On Monday, he treated a patient at the Berry Street practice with an infection. The patient did the requisite test and was sent home with some Cipro.

Not a prescription for Cipro, mind you, but a full course of the drug itself. That’s because Parkinson has not only brought doctor’s offices into the modern age, but done away with the pharmacy, too.

Like anything else, of course, such convenience and service comes at a price. Residents of Greenpoint and Williamsburg pay a monthly subscription fee of $35, and still have to pay a minimum of $150 per visit (or $200 for that house call). E-mail, video or even IM consultations start at $50 a session.

If that sounds like a lot, it is. But consider the perks: All patients are guaranteed an appointment with doctor within 24 hours, and most medications are supplied at no extra charge. The practice has also developed a relationship with specialists, meaning Parkinson can e-mail a photo of his patient’s suspicious mole to a dermatologist for an opinion.

Imagine that, a doctor who e-mails.

Hello Health isn’t Parkinson’s first attempt to reimagine medical care for the pro-booze, anti-doctor set. Last year, he operated a private practice that also catered to residents of Williamsburg. But unlike Hello Health, it didn’t have an actual office.

That small oversight didn’t stop the Wall Street Journal from profiling Parkinson — a story that made the doc a bit of a celebrity hipster theorist (with better hair than Malcolm Gladwell), and helped him garner a list of more than 300 patients.

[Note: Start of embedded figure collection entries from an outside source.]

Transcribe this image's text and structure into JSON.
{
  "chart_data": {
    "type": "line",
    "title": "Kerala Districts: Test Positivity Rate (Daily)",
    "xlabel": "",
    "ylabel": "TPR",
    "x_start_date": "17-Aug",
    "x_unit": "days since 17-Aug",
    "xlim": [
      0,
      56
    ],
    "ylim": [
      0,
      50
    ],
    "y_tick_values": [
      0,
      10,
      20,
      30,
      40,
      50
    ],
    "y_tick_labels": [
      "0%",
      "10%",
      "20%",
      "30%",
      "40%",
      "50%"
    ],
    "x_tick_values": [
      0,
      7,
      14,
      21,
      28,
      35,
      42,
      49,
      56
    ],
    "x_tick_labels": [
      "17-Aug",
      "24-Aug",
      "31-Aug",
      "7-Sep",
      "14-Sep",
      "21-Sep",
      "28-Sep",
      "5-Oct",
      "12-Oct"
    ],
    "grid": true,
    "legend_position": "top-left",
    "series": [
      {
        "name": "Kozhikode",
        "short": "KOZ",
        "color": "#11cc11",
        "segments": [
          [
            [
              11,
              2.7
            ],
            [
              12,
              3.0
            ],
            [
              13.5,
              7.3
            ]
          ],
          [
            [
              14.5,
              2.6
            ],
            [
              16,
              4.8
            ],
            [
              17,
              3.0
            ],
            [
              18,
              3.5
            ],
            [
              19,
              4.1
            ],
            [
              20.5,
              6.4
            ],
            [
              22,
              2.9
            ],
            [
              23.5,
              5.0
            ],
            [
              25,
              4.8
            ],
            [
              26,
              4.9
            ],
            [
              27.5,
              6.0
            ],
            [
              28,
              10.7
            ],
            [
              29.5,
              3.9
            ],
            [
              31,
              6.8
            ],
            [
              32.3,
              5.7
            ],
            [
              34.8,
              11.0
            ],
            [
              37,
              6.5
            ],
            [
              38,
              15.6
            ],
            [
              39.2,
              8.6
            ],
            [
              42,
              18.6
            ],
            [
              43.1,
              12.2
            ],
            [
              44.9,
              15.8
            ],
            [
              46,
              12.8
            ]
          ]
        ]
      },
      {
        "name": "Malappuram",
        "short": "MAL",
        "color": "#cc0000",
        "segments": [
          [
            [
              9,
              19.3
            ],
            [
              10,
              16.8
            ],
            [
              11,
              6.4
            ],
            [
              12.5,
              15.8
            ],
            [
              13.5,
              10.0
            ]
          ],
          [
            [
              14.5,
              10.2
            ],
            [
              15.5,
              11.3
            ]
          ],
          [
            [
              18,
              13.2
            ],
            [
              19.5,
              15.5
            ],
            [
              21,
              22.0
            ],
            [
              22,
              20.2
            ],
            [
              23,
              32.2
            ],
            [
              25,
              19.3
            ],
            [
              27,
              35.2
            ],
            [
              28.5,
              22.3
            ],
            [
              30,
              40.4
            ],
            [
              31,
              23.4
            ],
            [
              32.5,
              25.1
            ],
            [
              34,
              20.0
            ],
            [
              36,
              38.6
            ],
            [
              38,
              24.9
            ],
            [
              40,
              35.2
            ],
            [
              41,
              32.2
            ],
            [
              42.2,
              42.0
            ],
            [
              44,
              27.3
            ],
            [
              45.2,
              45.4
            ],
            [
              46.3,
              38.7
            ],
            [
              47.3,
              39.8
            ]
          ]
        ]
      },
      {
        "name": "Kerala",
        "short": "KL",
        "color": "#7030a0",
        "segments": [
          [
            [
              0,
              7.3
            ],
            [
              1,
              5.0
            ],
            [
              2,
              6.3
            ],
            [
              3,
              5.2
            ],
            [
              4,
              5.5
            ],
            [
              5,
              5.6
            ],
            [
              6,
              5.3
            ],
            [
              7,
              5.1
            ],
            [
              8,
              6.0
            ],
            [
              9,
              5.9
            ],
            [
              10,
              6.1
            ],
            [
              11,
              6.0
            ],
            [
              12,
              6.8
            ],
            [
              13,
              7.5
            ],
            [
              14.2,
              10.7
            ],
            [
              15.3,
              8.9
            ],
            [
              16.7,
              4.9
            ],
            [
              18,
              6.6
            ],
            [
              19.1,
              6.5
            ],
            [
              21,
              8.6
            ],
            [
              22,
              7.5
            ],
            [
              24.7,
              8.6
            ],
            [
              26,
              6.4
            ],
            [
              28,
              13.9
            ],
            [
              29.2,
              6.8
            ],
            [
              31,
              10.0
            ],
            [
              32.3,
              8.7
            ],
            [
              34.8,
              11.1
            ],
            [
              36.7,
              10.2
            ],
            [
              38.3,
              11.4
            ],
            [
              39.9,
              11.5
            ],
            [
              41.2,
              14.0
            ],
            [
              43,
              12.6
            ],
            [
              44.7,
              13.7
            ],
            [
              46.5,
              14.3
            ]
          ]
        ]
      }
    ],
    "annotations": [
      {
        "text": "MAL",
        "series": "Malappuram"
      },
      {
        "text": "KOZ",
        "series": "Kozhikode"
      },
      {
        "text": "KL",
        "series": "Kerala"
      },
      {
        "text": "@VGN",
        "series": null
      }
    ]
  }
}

Eventually, Myca, a Canada-based corporation that develops doctor-patient communication technology, contacted Parkinson and partnered with him to create Hello Health.

“This is about making healthcare accessible,” Myca spokesman Peter Heywood told The Brooklyn Paper, adding that the company is already scouting Park Slope and other neighborhoods where urban professionals live and sometimes get sick.

But Parkinson thinks that picking a spot for a consumer-centric medical practice means you only need to check the pulse online.

“It’s pretty obvious,” he said. “Pick the bloggiest neighborhood.”